Não nos interessa saber as razões de ordem pessoal, religiosa, moral ou financeira que levou o rabino Henri Sobel, intempestivamente, aderir à insana campanha pela redução da idade penal e a pena de morte. A todos nós que levamos a sério a história do país em que vivemos e pretendemos livre, interessa-nos saber os reais motivos dessa histeria momentânea. Aonde, afinal, querem chegar.
Curiosamente, grande parte dos diretos interessados nesse discurso moralista e radical está ligada a mais cruel violência política e policial de nosso país. A população indefesa e mais direta vítima dessa violência continua sujeita a toda forma de manipulação.
Ao rabino Sobel, até pouco antes da infeliz declaração, reservado estava um papel na história contemporânea quando, ao lado de Don Paulo Evaristo Arns e o já falecido Reverendo Jaime Wright comandou um ato contra a truculência e justamente contra a violência do Estado que agora incita. Estamos falando do Ato Ecumênico, em memória do jornalista Vladimir Herzog, em outubro de 1975. Não consta registro que, ao longo desses anos, o rabino tenha pedido pena de morte aos militares que torturam e mataram Vlado. Ao contrário, todas as ações em favor da preservação da vida e da justiça nos permitiram viver esses momentos tão ricos de liberdade de expressão e política.
Por outro lado, há menos de dois anos, num caso ainda não esclarecido, um prefeito eleito democraticamente pelo voto da população foi seqüestrado e em pouco mais de 24 horas, morto, segundo consta, por um "menor de idade". Alguém leu em algum lugar alguma linha pedindo a redução da idade penal, em razão dessa execução? Não se pode medir o sofrimento e martírio das vítimas, chamem elas Liana ou Celso Daniel, ou mesmo, num passado não muito remoto, Vladimir Herzog.

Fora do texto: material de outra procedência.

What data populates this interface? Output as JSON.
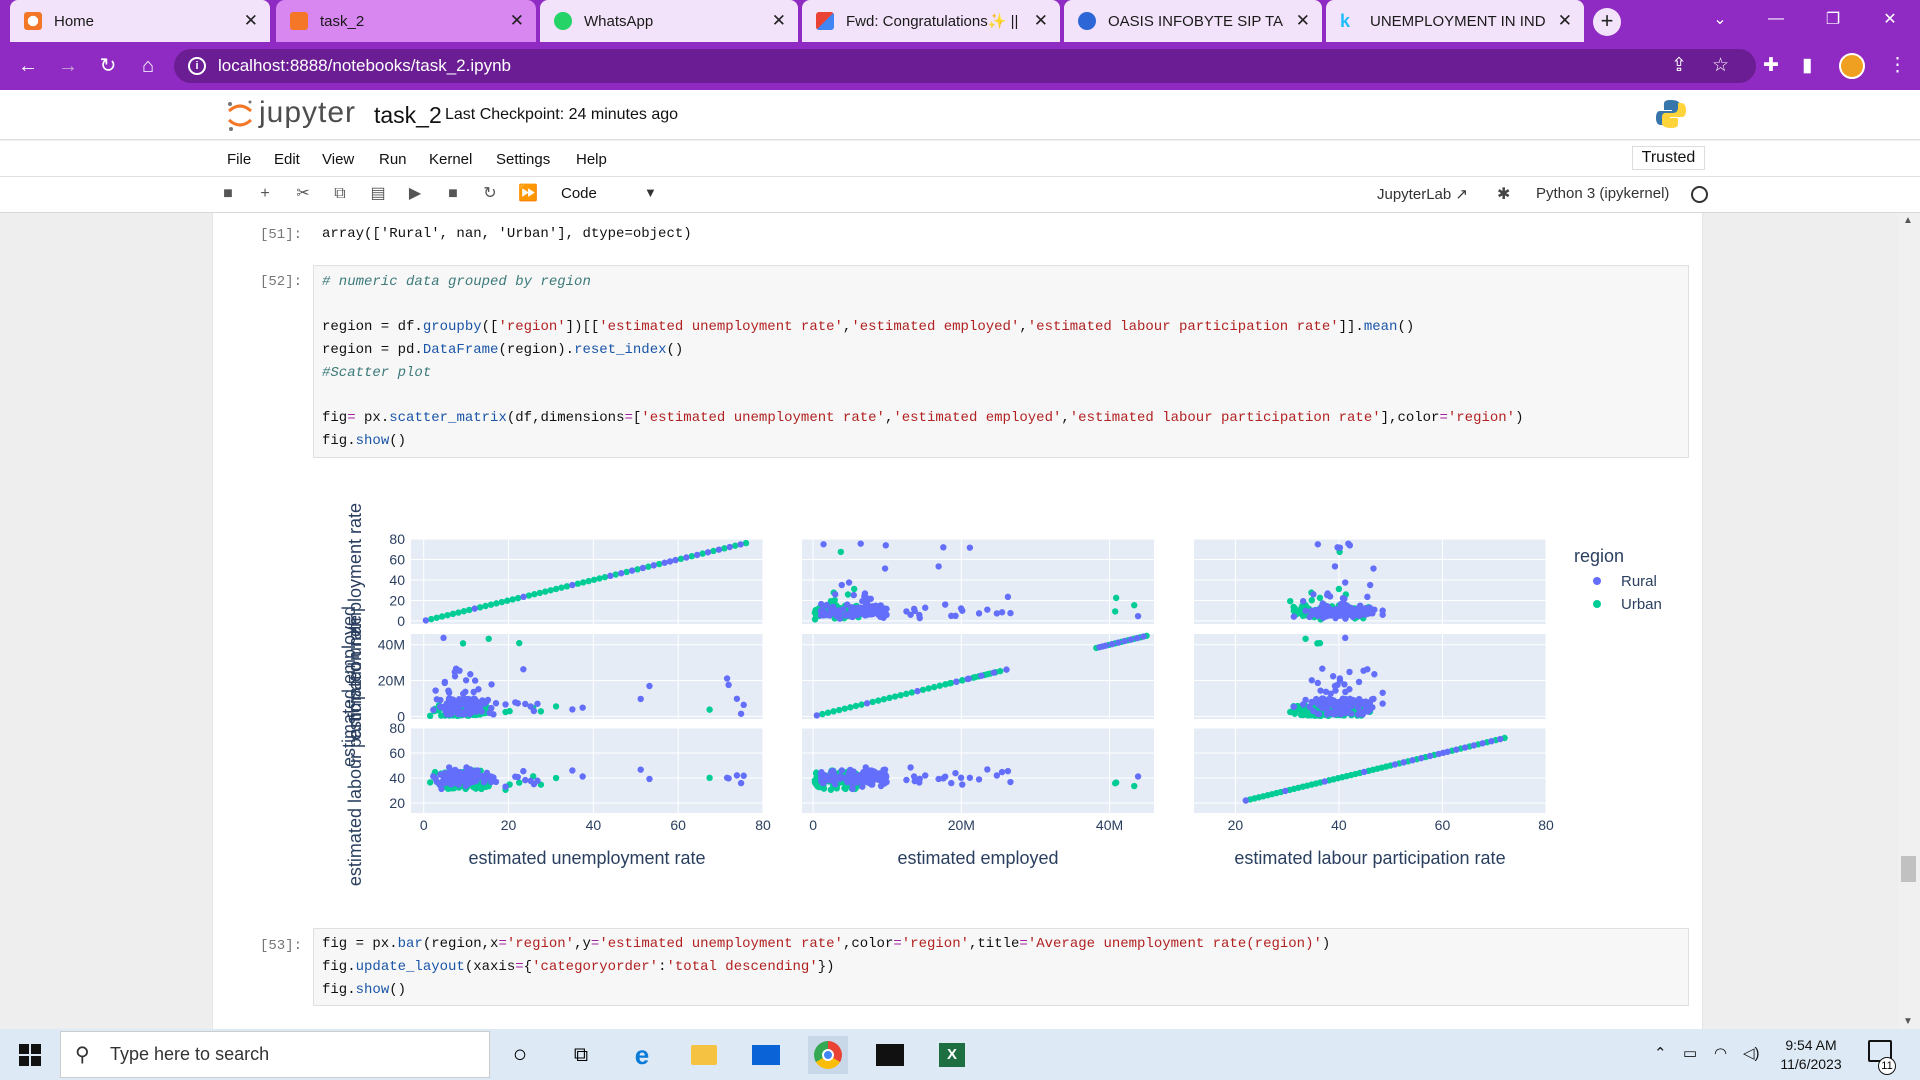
{
  "browser": {
    "tabs": [
      {
        "label": "Home",
        "favicon": "jupyter-icon"
      },
      {
        "label": "task_2",
        "favicon": "jupyter-notebook-icon",
        "active": true
      },
      {
        "label": "WhatsApp",
        "favicon": "whatsapp-icon"
      },
      {
        "label": "Fwd: Congratulations✨ ||",
        "favicon": "gmail-icon"
      },
      {
        "label": "OASIS INFOBYTE SIP TASK",
        "favicon": "oasis-icon"
      },
      {
        "label": "UNEMPLOYMENT IN INDIA",
        "favicon": "kaggle-icon"
      }
    ],
    "url": "localhost:8888/notebooks/task_2.ipynb",
    "accent_color": "#8f2bc2"
  },
  "jupyter": {
    "logo_text": "jupyter",
    "notebook_name": "task_2",
    "checkpoint": "Last Checkpoint: 24 minutes ago",
    "menu": [
      "File",
      "Edit",
      "View",
      "Run",
      "Kernel",
      "Settings",
      "Help"
    ],
    "trusted": "Trusted",
    "cell_type": "Code",
    "jupyterlab_link": "JupyterLab",
    "kernel": "Python 3 (ipykernel)"
  },
  "cells": {
    "c51": {
      "prompt": "[51]:",
      "output": "array(['Rural', nan, 'Urban'], dtype=object)"
    },
    "c52": {
      "prompt": "[52]:",
      "line1": "# numeric data grouped by region",
      "line2a": "region = df.",
      "line2b": "groupby",
      "line2c": "([",
      "line2d": "'region'",
      "line2e": "])[[",
      "line2f": "'estimated unemployment rate'",
      "line2g": ",",
      "line2h": "'estimated employed'",
      "line2i": ",",
      "line2j": "'estimated labour participation rate'",
      "line2k": "]].",
      "line2l": "mean",
      "line2m": "()",
      "line3a": "region = pd.",
      "line3b": "DataFrame",
      "line3c": "(region).",
      "line3d": "reset_index",
      "line3e": "()",
      "line4": "#Scatter plot",
      "line5a": "fig",
      "line5b": "=",
      "line5c": " px.",
      "line5d": "scatter_matrix",
      "line5e": "(df,dimensions",
      "line5f": "=",
      "line5g": "[",
      "line5h": "'estimated unemployment rate'",
      "line5i": ",",
      "line5j": "'estimated employed'",
      "line5k": ",",
      "line5l": "'estimated labour participation rate'",
      "line5m": "],color",
      "line5n": "=",
      "line5o": "'region'",
      "line5p": ")",
      "line6a": "fig.",
      "line6b": "show",
      "line6c": "()"
    },
    "c53": {
      "prompt": "[53]:",
      "line1a": "fig = px.",
      "line1b": "bar",
      "line1c": "(region,x",
      "line1d": "=",
      "line1e": "'region'",
      "line1f": ",y",
      "line1g": "=",
      "line1h": "'estimated unemployment rate'",
      "line1i": ",color",
      "line1j": "=",
      "line1k": "'region'",
      "line1l": ",title",
      "line1m": "=",
      "line1n": "'Average unemployment rate(region)'",
      "line1o": ")",
      "line2a": "fig.",
      "line2b": "update_layout",
      "line2c": "(xaxis",
      "line2d": "=",
      "line2e": "{",
      "line2f": "'categoryorder'",
      "line2g": ":",
      "line2h": "'total descending'",
      "line2i": "})",
      "line3a": "fig.",
      "line3b": "show",
      "line3c": "()"
    }
  },
  "chart_data": {
    "type": "scatter",
    "kind": "scatter_matrix",
    "dimensions": [
      "estimated unemployment rate",
      "estimated employed",
      "estimated labour participation rate"
    ],
    "row_labels": [
      "estimated unemployment rate",
      "estimated employed",
      "estimated labour participation rate"
    ],
    "col_labels": [
      "estimated unemployment rate",
      "estimated employed",
      "estimated labour participation rate"
    ],
    "x_ticks": [
      [
        "0",
        "20",
        "40",
        "60",
        "80"
      ],
      [
        "0",
        "20M",
        "40M"
      ],
      [
        "20",
        "40",
        "60",
        "80"
      ]
    ],
    "y_ticks": [
      [
        "0",
        "20",
        "40",
        "60",
        "80"
      ],
      [
        "0",
        "20M",
        "40M"
      ],
      [
        "20",
        "40",
        "60",
        "80"
      ]
    ],
    "ranges": [
      [
        -3,
        80
      ],
      [
        -1.5,
        46
      ],
      [
        12,
        80
      ]
    ],
    "legend_title": "region",
    "legend_position": "right",
    "series": [
      {
        "name": "Rural",
        "color": "#636efa"
      },
      {
        "name": "Urban",
        "color": "#00cc96"
      }
    ],
    "approx_points": {
      "unemployment": [
        1,
        3,
        5,
        8,
        10,
        12,
        15,
        20,
        25,
        30,
        35,
        45,
        55,
        75
      ],
      "employed_millions": [
        0.5,
        2,
        5,
        8,
        12,
        16,
        20,
        25,
        40,
        45
      ],
      "participation": [
        15,
        25,
        35,
        38,
        40,
        42,
        45,
        50,
        55,
        60,
        65,
        70
      ]
    }
  },
  "taskbar": {
    "search_placeholder": "Type here to search",
    "time": "9:54 AM",
    "date": "11/6/2023",
    "notifications": "11"
  }
}
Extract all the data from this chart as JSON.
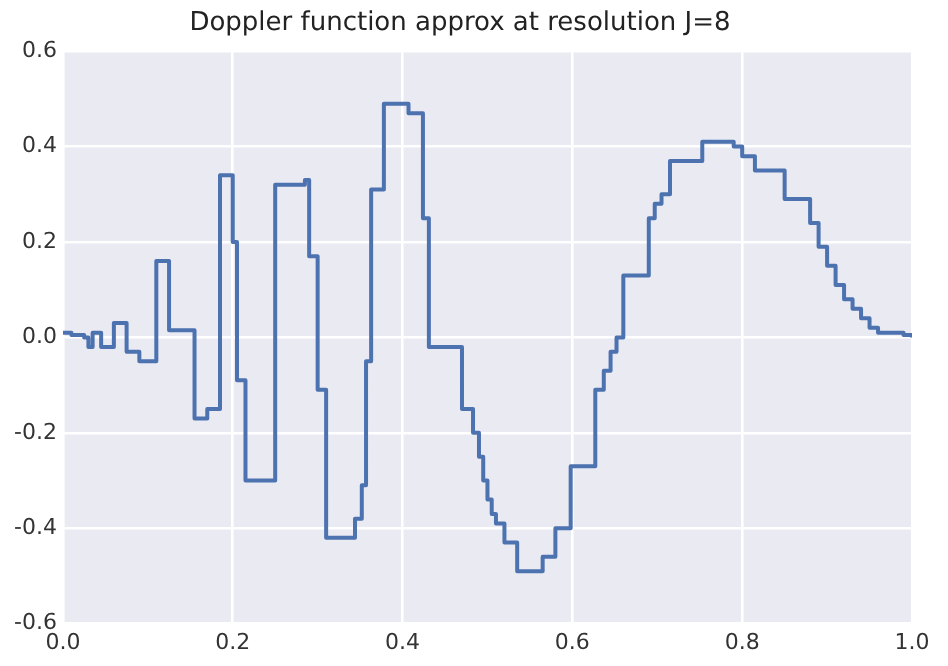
{
  "chart_data": {
    "type": "step",
    "title": "Doppler function approx at resolution J=8",
    "x": [
      0,
      0.01,
      0.025,
      0.03,
      0.035,
      0.045,
      0.06,
      0.075,
      0.09,
      0.11,
      0.125,
      0.155,
      0.17,
      0.185,
      0.2,
      0.205,
      0.215,
      0.25,
      0.285,
      0.29,
      0.3,
      0.31,
      0.344,
      0.352,
      0.357,
      0.363,
      0.378,
      0.407,
      0.424,
      0.431,
      0.47,
      0.483,
      0.49,
      0.495,
      0.5,
      0.505,
      0.51,
      0.52,
      0.535,
      0.565,
      0.58,
      0.598,
      0.627,
      0.637,
      0.645,
      0.652,
      0.66,
      0.69,
      0.697,
      0.705,
      0.715,
      0.753,
      0.79,
      0.8,
      0.815,
      0.85,
      0.88,
      0.89,
      0.9,
      0.91,
      0.92,
      0.93,
      0.94,
      0.95,
      0.96,
      0.975,
      0.99,
      1.0
    ],
    "series": [
      {
        "color": "#4c72b0",
        "values": [
          0.01,
          0.005,
          0.0,
          -0.02,
          0.01,
          -0.02,
          0.03,
          -0.03,
          -0.05,
          0.16,
          0.015,
          -0.17,
          -0.15,
          0.34,
          0.2,
          -0.09,
          -0.3,
          0.32,
          0.33,
          0.17,
          -0.11,
          -0.42,
          -0.38,
          -0.31,
          -0.05,
          0.31,
          0.49,
          0.47,
          0.25,
          -0.02,
          -0.15,
          -0.2,
          -0.25,
          -0.3,
          -0.34,
          -0.37,
          -0.39,
          -0.43,
          -0.49,
          -0.46,
          -0.4,
          -0.27,
          -0.11,
          -0.07,
          -0.03,
          0.0,
          0.13,
          0.25,
          0.28,
          0.3,
          0.37,
          0.41,
          0.4,
          0.38,
          0.35,
          0.29,
          0.24,
          0.19,
          0.15,
          0.11,
          0.08,
          0.06,
          0.04,
          0.02,
          0.01,
          0.01,
          0.005,
          0.0
        ]
      }
    ],
    "xlim": [
      0,
      1
    ],
    "xticks": [
      {
        "value": 0,
        "label": "0.0"
      },
      0.2,
      0.4,
      0.6,
      0.8,
      {
        "value": 1,
        "label": "1.0"
      }
    ],
    "ylim": [
      -0.6,
      0.6
    ],
    "yticks": [
      -0.6,
      -0.4,
      -0.2,
      {
        "value": 0,
        "label": "0.0"
      },
      0.2,
      0.4,
      0.6
    ],
    "grid": true,
    "line_style": "solid",
    "marker": "none"
  }
}
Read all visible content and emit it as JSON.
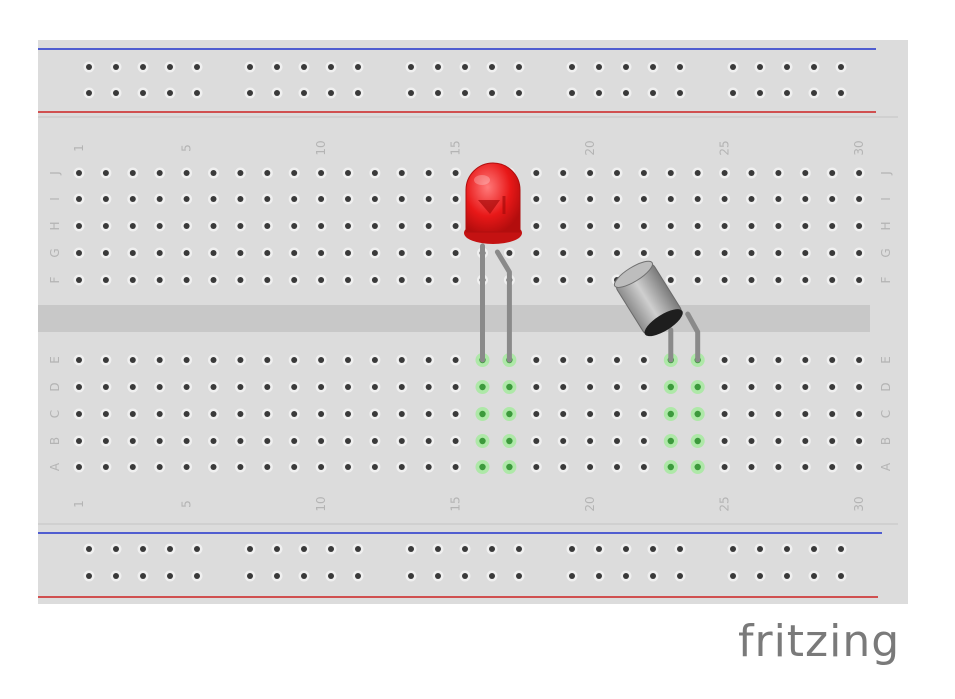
{
  "app": {
    "brand": "fritzing"
  },
  "breadboard": {
    "columns": 30,
    "column_labels": [
      "1",
      "5",
      "10",
      "15",
      "20",
      "25",
      "30"
    ],
    "top_rows": [
      "J",
      "I",
      "H",
      "G",
      "F"
    ],
    "bottom_rows": [
      "E",
      "D",
      "C",
      "B",
      "A"
    ]
  },
  "components": [
    {
      "name": "LED",
      "color": "red",
      "columns": [
        16,
        17
      ]
    },
    {
      "name": "transistor",
      "columns": [
        23,
        24
      ]
    }
  ],
  "colors": {
    "board": "#dcdcdc",
    "channel": "#c8c8c8",
    "rail_blue": "#2233cc",
    "rail_red": "#cc2222",
    "hole": "#3a3a3a",
    "highlight": "#55dd55",
    "led": "#e81818"
  }
}
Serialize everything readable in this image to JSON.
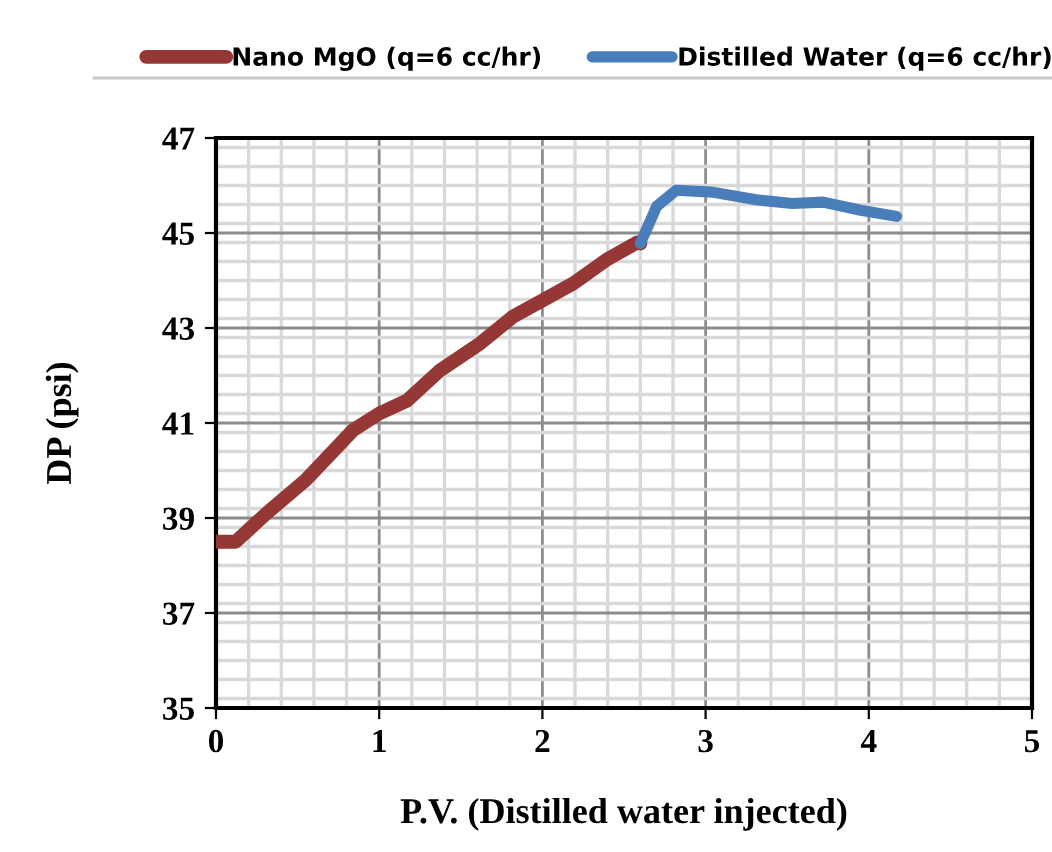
{
  "chart_data": {
    "type": "line",
    "xlabel": "P.V. (Distilled water injected)",
    "ylabel": "DP (psi)",
    "xlim": [
      0,
      5
    ],
    "xticks": [
      0,
      1,
      2,
      3,
      4,
      5
    ],
    "ylim": [
      35,
      47
    ],
    "yticks": [
      35,
      37,
      39,
      41,
      43,
      45,
      47
    ],
    "grid": true,
    "legend": "top",
    "marker": "none",
    "line_style": "solid",
    "series": [
      {
        "name": "Nano MgO (q=6 cc/hr)",
        "color": "#953735",
        "x": [
          0,
          0.12,
          0.31,
          0.55,
          0.84,
          1.0,
          1.17,
          1.37,
          1.62,
          1.82,
          1.99,
          2.19,
          2.39,
          2.58,
          2.6
        ],
        "values": [
          38.5,
          38.5,
          39.1,
          39.8,
          40.85,
          41.2,
          41.47,
          42.1,
          42.68,
          43.24,
          43.56,
          43.94,
          44.43,
          44.8,
          44.78
        ]
      },
      {
        "name": "Distilled Water (q=6 cc/hr)",
        "color": "#4a7ebb",
        "x": [
          2.6,
          2.7,
          2.82,
          3.04,
          3.31,
          3.53,
          3.72,
          3.95,
          4.17
        ],
        "values": [
          44.78,
          45.56,
          45.9,
          45.86,
          45.7,
          45.62,
          45.65,
          45.48,
          45.35
        ]
      }
    ]
  }
}
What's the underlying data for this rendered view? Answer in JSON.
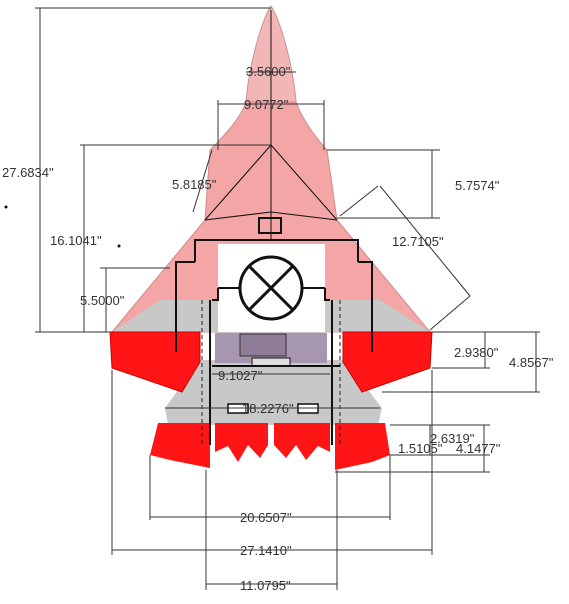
{
  "diagram": {
    "colors": {
      "nose_fill": "#f2b6b6",
      "nose_stroke": "#c99393",
      "wing_fill": "#f4a6a6",
      "body_gray": "#c8c8c8",
      "red": "#ff1515",
      "dark_red": "#c80000",
      "purple": "#a796b0",
      "white_panel": "#ffffff",
      "line": "#333333"
    },
    "dimensions": {
      "nose_width": "3.5600\"",
      "nose_base_width": "9.0772\"",
      "overall_length": "27.6834\"",
      "wing_chord_depth": "16.1041\"",
      "canard_offset": "5.8185\"",
      "canard_drop": "5.7574\"",
      "leading_edge_length": "12.7105\"",
      "wing_root_height": "5.5000\"",
      "tail_offset": "2.9380\"",
      "tail_total": "4.8567\"",
      "mid_body_width": "9.1027\"",
      "tail_span_inner": "18.2276\"",
      "fin_offset_a": "2.6319\"",
      "fin_offset_b": "1.5105\"",
      "fin_offset_c": "4.1477\"",
      "tail_span": "20.6507\"",
      "wingspan": "27.1410\"",
      "fuselage_width": "11.0795\""
    }
  }
}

Nesta noite de quinta-feira, dia 27 de novembro, a televisão e o jornalismo brasileiro viveram um momento especial quando, sem retoques e com os cuidados profissionais, usando as legendas "simulação", encenou a saga da família Angel no Brasil (Programa Linha Direta). A emblemática Tevê Globo, acusada de ter sido conivente com o regime militar escancarou a crueldade do Estado autoritário. O jovem Stuart Angel e sua mãe, Zuzu Angel, serviram como modelos numa trajetória sublime, onde colocaram a própria vida a serviço de um mundo melhor. Apesar de emocionados com os fatos relatados e representados nesta noite, não nos é permitido perder a razão e, com isso, pedir pena de morte para os torturadores implacáveis - continuamos, ainda, tendo como meta a justiça, não a morte e a truculência.
Aos oportunistas de plantão, um esquecimento porque a eles não pertence a história.
Jair Alves (*)
(*) Jair Alves é Dramaturgo, Ator e Diretor. Participou, como ator, dos musicais JESUS CRISTO SUPERSTAR; MORTE E VIDA SEVERINA; MISSA DO VAQUEIRO; MAQUIAVÉLICO MAQUIAVEL (também como autor); QUALÉ MEU?; UBU REI; ARTAUD; entre outros. Como autor, foi premiado com os textos A MORTE DE DEUS e INTERROGAÇÃO, na década de 70, e, em 2000, com a peça 7 DIAS EM 2000, como MELHOR TEXTO DE TEATRO, no PRÊMIO VLADIMIR HERZOG DE ANISTIA E DIREITOS HUMANOS. Autor do livro ESCUTA, ZÉ DIRCEU.